Two Hard Problems from My HNG Internship: Building a WAL from Scratch, Then Making Prometheus Work

During HNG14 I worked on two tracks simultaneously. The solo track was a series of backend stages — each one building on top of the last, starting with a basic classification API and ending with infrastructure-level work. The team track was SkillBridge, a real product: a talent assessment platform that employers use to find verified candidates.

This post is about one task from each track. Not the biggest ones, not the most feature-rich. The ones where I was stuck long enough that I genuinely learned something, where the problem wasn't in the spec and the fix wasn't obvious.

Part 1 — Stage 7a: Building an Append-Only Event Store

Why I picked this one

Every stage before this had Postgres underneath it. I could write bad queries, forget an index, make a schema mistake — Postgres would absorb the damage. Stage 7a removed that entirely. The constraint was explicit: build an HTTP service that persists events to a flat file. No SQLite. No database at all. The file is the database.

That constraint forced me to think about things I had been ignoring since I started writing backend code: what "persisted" actually means, what happens when a write is interrupted, and why production databases are built the way they are. I picked it because it changed how I read infrastructure documentation. Postgres WAL docs make sense to me now. Kafka's log storage makes sense. That's worth writing about.

What it was

The task was to prototype the persistence layer for a hypothetical 2M-MAU social platform. The service had three endpoints:

POST /events — accept any JSON object, stamp an ID and timestamp, persist it
GET /events/:id — retrieve a single event by ID
GET /stats — total events written and bytes on disk

The constraints:

Events are never modified or deleted — append only
Reads must stay fast as the log grows — O(1), not O(n)
The service must survive a crash without losing previously written events

The problem it was solving

When you overwrite a file in place, two things happen: erase the old bytes, write the new ones. If the process dies between those two operations, you get a file that is neither the old data nor the new data — a torn write. The only way to avoid this is to never touch existing bytes. Append only.

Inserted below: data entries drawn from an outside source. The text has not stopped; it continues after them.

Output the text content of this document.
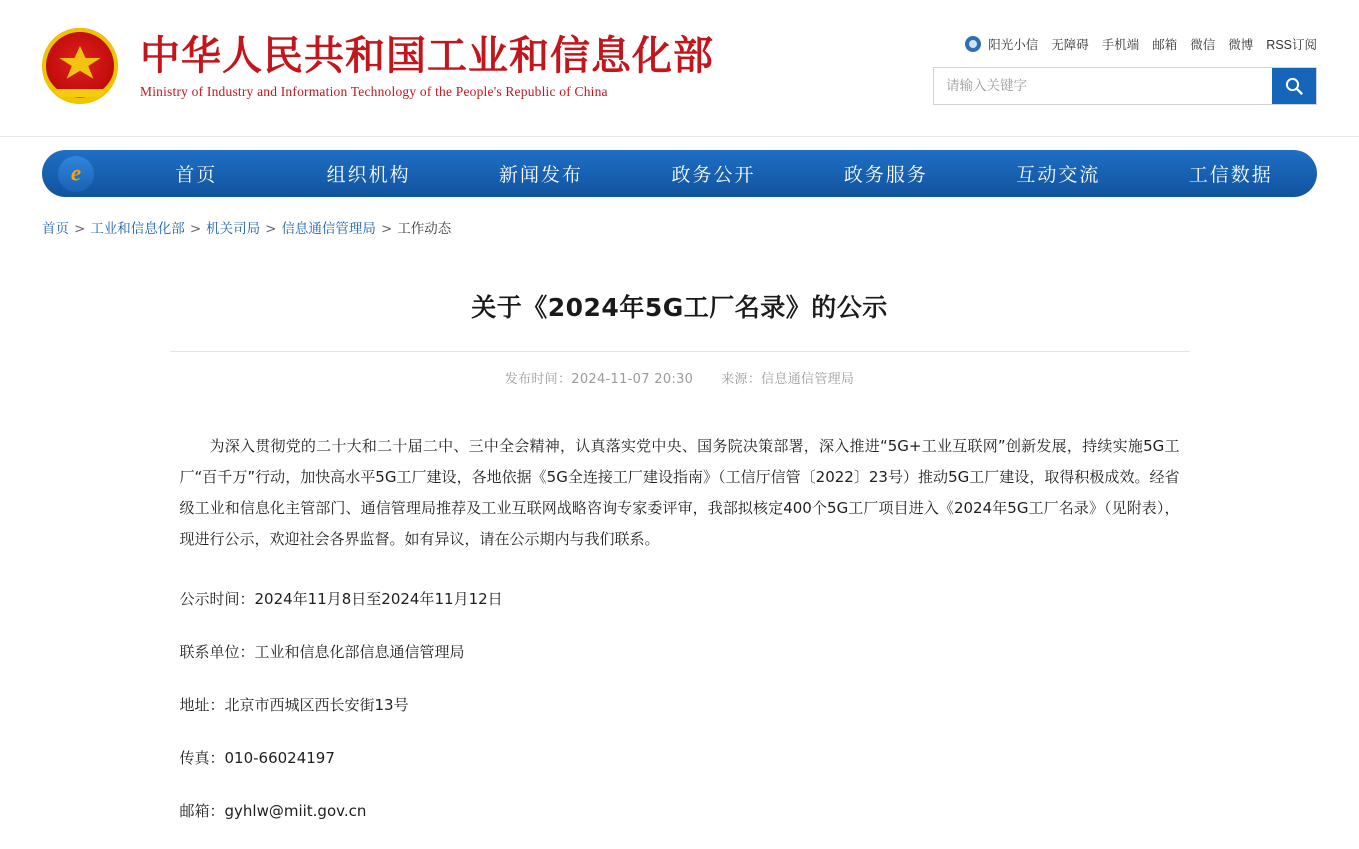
中华人民共和国工业和信息化部
Ministry of Industry and Information Technology of the People's Republic of China
阳光小信 无障碍 手机端 邮箱 微信 微博 RSS订阅
请输入关键字
e
首页	组织机构	新闻发布	政务公开	政务服务	互动交流	工信数据
首页 > 工业和信息化部 > 机关司局 > 信息通信管理局 > 工作动态
关于《2024年5G工厂名录》的公示
发布时间：2024-11-07 20:30 来源：信息通信管理局

为深入贯彻党的二十大和二十届二中、三中全会精神，认真落实党中央、国务院决策部署，深入推进“5G+工业互联网”创新发展，持续实施5G工厂“百千万”行动，加快高水平5G工厂建设，各地依据《5G全连接工厂建设指南》（工信厅信管〔2022〕23号）推动5G工厂建设，取得积极成效。经省级工业和信息化主管部门、通信管理局推荐及工业互联网战略咨询专家委评审，我部拟核定400个5G工厂项目进入《2024年5G工厂名录》（见附表），现进行公示，欢迎社会各界监督。如有异议，请在公示期内与我们联系。

公示时间：2024年11月8日至2024年11月12日

联系单位：工业和信息化部信息通信管理局

地址：北京市西城区西长安街13号

传真：010-66024197

邮箱：gyhlw@miit.gov.cn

That handles writes. Reads are the other problem. If the only way to find an event is to scan the file from byte 0 and compare IDs line by line, read latency grows with the file. At 10 million events that scan is unusable. The solution is to keep an in-memory index: a Map<id, { offset, length }> that tells you exactly where each event lives in the file, so a read becomes a direct byte-range seek rather than a scan.

How I approached it

The architecture is three pieces working together:

Architecture overview

Event Store architecture — write path, read path, and crash recovery on startup

Write path:
  POST /events
    → stamp id + createdAt
    → capture current file size (= byte offset of the new event)
    → appendFileSync to events.log
    → store { offset, length } in the Map

Read path:
  GET /events/:id
    → Map.get(id)           → O(1) hash lookup
    → fs.readSync at offset → O(1) byte-range seek
    → JSON.parse and return

Recovery (on startup):
  → scan raw file bytes for 0x0a (newline)
  → for each line: JSON.parse, index the event with its offset and length
  → skip malformed lines (partial writes from prior crashes)

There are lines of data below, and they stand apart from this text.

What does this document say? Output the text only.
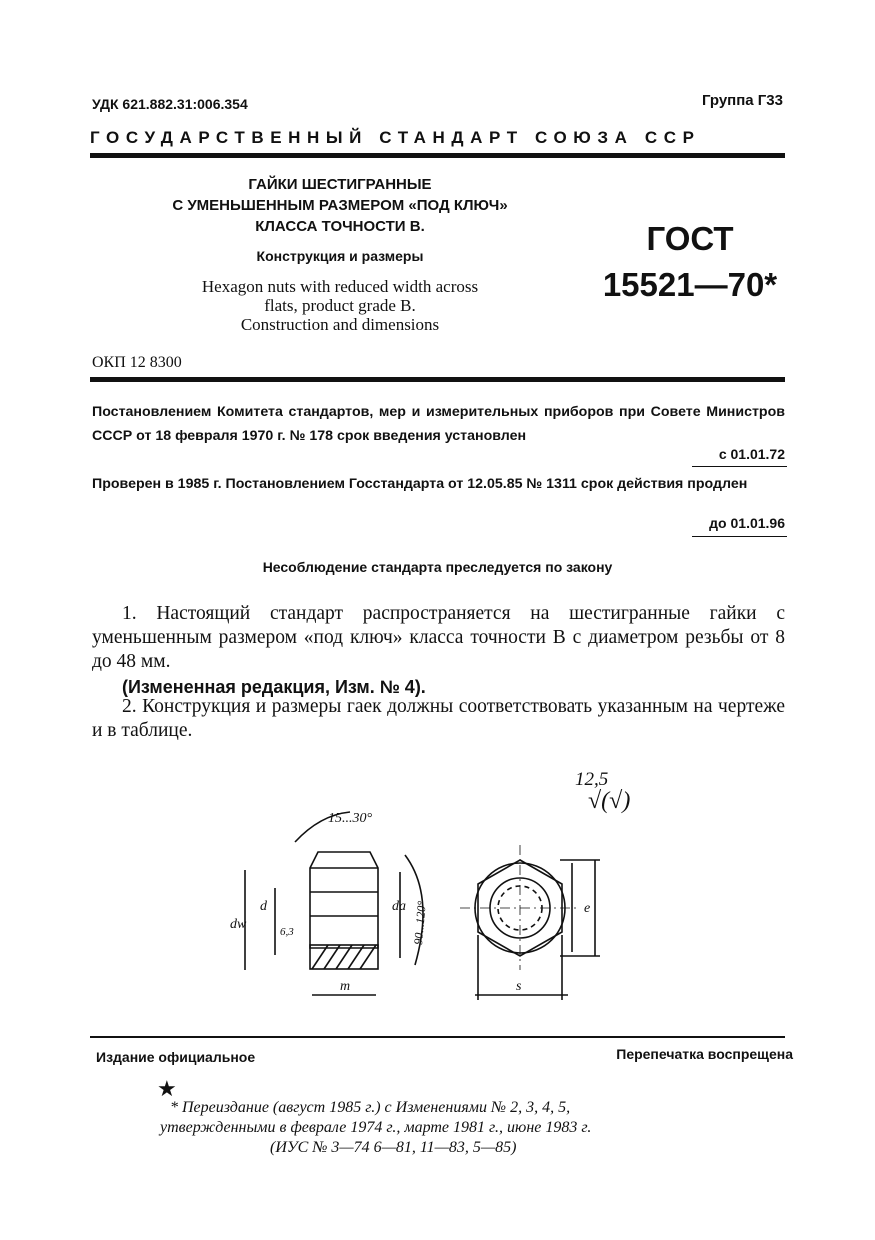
УДК 621.882.31:006.354	Группа Г33
ГОСУДАРСТВЕННЫЙ СТАНДАРТ СОЮЗА ССР
ГАЙКИ ШЕСТИГРАННЫЕ
С УМЕНЬШЕННЫМ РАЗМЕРОМ «ПОД КЛЮЧ»
КЛАССА ТОЧНОСТИ В.
Конструкция и размеры
Hexagon nuts with reduced width across
flats, product grade B.
Construction and dimensions
ГОСТ
15521—70*
ОКП 12 8300
Постановлением Комитета стандартов, мер и измерительных приборов при Совете Министров СССР от 18 февраля 1970 г. № 178 срок введения установлен
с 01.01.72
Проверен в 1985 г. Постановлением Госстандарта от 12.05.85 № 1311 срок действия продлен
до 01.01.96
Несоблюдение стандарта преследуется по закону
1. Настоящий стандарт распространяется на шестигранные гайки с уменьшенным размером «под ключ» класса точности В с диаметром резьбы от 8 до 48 мм.
(Измененная редакция, Изм. № 4).
2. Конструкция и размеры гаек должны соответствовать указанным на чертеже и в таблице.
12,5
√(√)
15...30°
dw
d	da
m	s
e
6,3	90...120°
Издание официальное	Перепечатка воспрещена
★
* Переиздание (август 1985 г.) с Изменениями № 2, 3, 4, 5,
утвержденными в феврале 1974 г., марте 1981 г., июне 1983 г.
(ИУС № 3—74 6—81, 11—83, 5—85)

The write method in store.ts:

append(payload: Record<string, unknown>): StoredEvent {
  const event: StoredEvent = {
    ...payload,
    id: randomUUID(),
    createdAt: new Date().toISOString(),
  };

  const line = JSON.stringify(event) + "\n";
  const bytes = Buffer.from(line, "utf8");

  // Capture offset before writing so it matches the byte position on disk.
  let offset = 0;
  try {
    offset = fs.statSync(this.logPath).size;
  } catch {
    offset = 0; // file doesn't exist yet; first write starts at byte 0
  }

  fs.appendFileSync(this.logPath, bytes);
  this.index.set(event.id, { offset, length: bytes.length });

  return event;
}

Two things matter in that function. First, Buffer.from(line, "utf8") — more on why in a moment. Second, the offset is captured before the append, not after. If you capture it after, write-time offsets and recovery-time offsets will disagree, and reads will silently return wrong data.

What broke and how I fixed it

Bug 1: readline in recovery broke offset math

My first recovery implementation used Node's readline module — the obvious choice for reading a file line by line. It worked. Tests passed. Then I restarted the server after writing a few events and every GET /events/:id came back 404.

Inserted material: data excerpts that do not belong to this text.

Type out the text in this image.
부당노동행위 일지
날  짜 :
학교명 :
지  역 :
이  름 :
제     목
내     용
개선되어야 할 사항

The problem: readline strips the \n from each line before giving it to you. That means the "length" I computed during recovery was bytes of JSON only, while the length stored at write time was bytes of JSON + 1 byte for the newline. Every offset was off by one, and the error accumulated — by the tenth event the seek was off by ten bytes and reading garbage.

The fix was to stop using readline entirely and iterate the raw buffer:

recover(): number {
  this.index.clear();

  if (!fs.existsSync(this.logPath)) {
    console.log("Recovered 0 events");
    return 0;
  }

  const raw = fs.readFileSync(this.logPath);
  let offset = 0;
  let lineStart = 0;

  for (let i = 0; i <= raw.length; i++) {
    if (i === raw.length || raw[i] === 0x0a) { // 0x0a == '\n'
      if (i > lineStart) {
        const lineBytes = raw.slice(lineStart, i + 1); // include the \n
        const lineStr = raw.slice(lineStart, i).toString("utf8");
        try {
          const event = JSON.parse(lineStr) as StoredEvent;
          if (typeof event.id === "string") {
            this.index.set(event.id, { offset, length: lineBytes.length });
          }
        } catch {
          // Skip malformed lines — partial write from a prior crash
        }
        offset += lineBytes.length;
      } else {
        if (i < raw.length) offset += 1;
      }
      lineStart = i + 1;
    }
  }

  console.log(`Recovered ${this.index.size} events`);
  return this.index.size;
}

lineBytes includes the newline. lineStr does not — lineStr is what gets parsed, lineBytes.length is what gets stored as the length. Write-time and recovery-time now agree exactly.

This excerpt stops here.